Es geht nicht nur ums eine …
Wenn etwas als wohlschmeckend empfunden wird, dann ist das auf die Gesamtheit aller Empfindungen, die sich im Mund-Nasen-Rachen-Raum abspielen, zurückzuführen. Darüber hinaus spielen auch Temperatur, Optik und vor allem die Textur – ein oftmals immer noch sträflich vernachlässigter Einflussfaktor – eine tragende Rolle bei der Geschmackswahrnehmung. Wie Jürgen Dollase in seinem Buch „Geschmacksschule“ bemerkt, „verschafft uns die Textur oftmals viel spektakulärere Erlebnisse beim Essen als das aromatische Bild“.
So sei etwa Kartoffelpüree mit einem Kartoffelchip und Joghurtcreme aromatisch nur bedingt interessant, hinsichtlich der Textur hingegen enorm spannend. Auch Rahmenbedingungen wie Atmosphäre, soziale Stellung, kulturelle Eigenheiten, Alter, genetische Anlagen und vor allem Erinnerungen haben Einfluss auf das Geschmackserlebnis. Dass viele Gerichte bei der eigenen Mutter gefühlt einfach am besten schmecken, ist also nicht zwingend der mütterlichen Kochkunst zu verdanken. Schmecke, beschreibe, kombiniere! So weit, so kompliziert. Wie geht man also mit diesem leicht zu beeinflussenden und doch essenziellsten aller Küchengenossen um?
Geschmackliches Kurvenreich
Jürgen Dollase hat eine sogenannte Geschmackskurve entwickelt, anhand derer sich ablesen lässt, welchen zeitlichen und intensiven geschmacklichen Verlauf Einzelkomponenten eines Gerichts nehmen. Ein Löffelgericht-Beispiel aus Dollases Buch: Räucherlachs mit Birnen-Zucchini-Kompott und Parmesan.

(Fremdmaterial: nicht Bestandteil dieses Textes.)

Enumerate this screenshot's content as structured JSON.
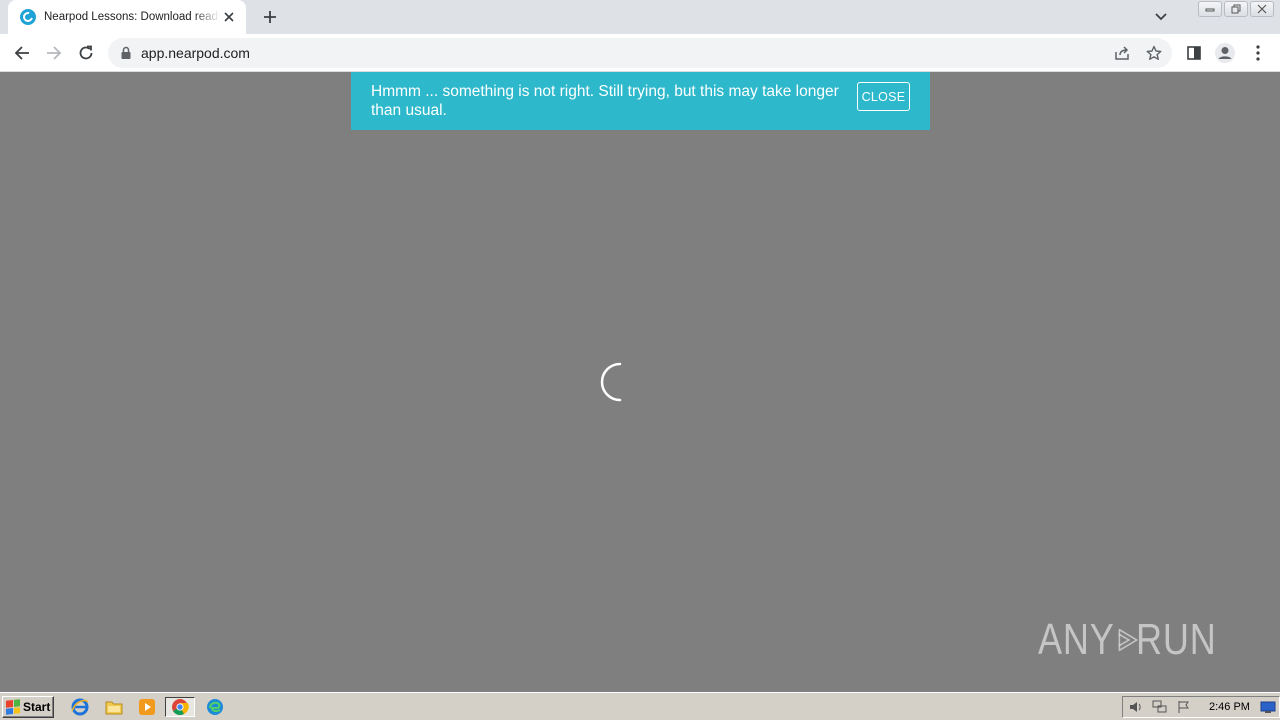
{
  "browser": {
    "tab": {
      "title": "Nearpod Lessons: Download ready-to-teach",
      "favicon": "nearpod-favicon-icon"
    },
    "new_tab_label": "+",
    "address_bar": {
      "url": "app.nearpod.com"
    }
  },
  "page": {
    "alert": {
      "message": "Hmmm ... something is not right. Still trying, but this may take longer than usual.",
      "close_label": "CLOSE",
      "background_color": "#2db8cb"
    },
    "loading_spinner": "loading-spinner-icon",
    "background_color": "#7f7f7f"
  },
  "watermark": {
    "text_left": "ANY",
    "text_right": "RUN"
  },
  "taskbar": {
    "start_label": "Start",
    "pinned": [
      "internet-explorer-icon",
      "file-explorer-icon",
      "media-player-icon",
      "chrome-icon",
      "edge-icon"
    ],
    "clock": "2:46 PM"
  }
}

Die Antwort lautet: erforschen und lernen, das geschmackliche Potenzial einzelner Zutaten voll auszuschöpfen und einem Gericht durch die Kombination verschiedener Aromen, Texturen und Temperaturen Harmonie zu verleihen. Der erste Schritt auf diesem Weg ist bewusstes, intensives Schmecken. Eine Fähigkeit, die man erlernen – oder besser gesagt wieder erlernen – kann. Denn einerseits verkümmert der Geschmacksinn im Laufe unseres Lebens, da die Zahl der Geschmacksrezeptoren abnimmt. Andererseits sorgen industrielle Geschmacksverstärker dafür, dass die Menschheit zusehends nicht mehr zwischen natürlichen und künstlichen Aromen unterscheiden kann. Immerhin wandern in der EU jährlich etwa 170.000 Tonnen Industrie-Aromen in die Kochtöpfe und Mägen der Verbraucher. Für Starkoch Stefan Marquard bedeutet schmecken lernen deshalb vor allem zurück zur Natur: „Geschmacklich liegen zwischen einer Karotte aus dem Garten und einer Karotte aus dem Supermarkt Welten, und dessen muss sich jeder Koch bewusst sein. Regional und saisonal einzukaufen, ist das Gebot der Stunde in der modernen Küche.“
Schritt zwei auf dem Weg zur geschmacklichen Erleuchtung: Beschreibe, was du schmeckst! Wer sich durch den Dschungel an Sinneseindrücken kämpft, der sollte auch Worte dafür finden. Doch anders als bei Wein ist das menschliche Vokabular überraschend schnell erschöpft, wenn es darum geht, Empfindungen und Eindrücke von Speisen zu beschreiben. Dabei verfügt ein Steak keineswegs über weniger sensorisches Potenzial als ein schöner Rotwein. In ihrem Buch „Geschmacksthesaurus“ bietet Niki Segnit dem kulinarischen Neo-Sprachkursteilnehmer einige Anregungen, um sich verbal und in weiterer Folge auch handwerklich freier ausdrücken zu können. Es lebe die waldige Haselnuss, die erdige Rote Bete und der – je nach Zustand – senfartige oder schwefelige Kohl! Zu guter Letzt geht es ans Kombinieren. Was die Analyse der einzelnen Geschmackskomponenten eines Gerichtes und die möglichen Kombinationen betrifft, gilt grundsätzlich: kreativ und mutig, aber nicht übermütig. Dass Chili und Schokolade gut zusammenpassen, ist bekannt, aber auch Schokolade und Speck geben ein schönes Pärchen ab – nicht nur in puncto Aroma. Wesentlich ist in jedem Fall, die geschmackliche Entfaltung der einzelnen Komponenten zu berücksichtigen.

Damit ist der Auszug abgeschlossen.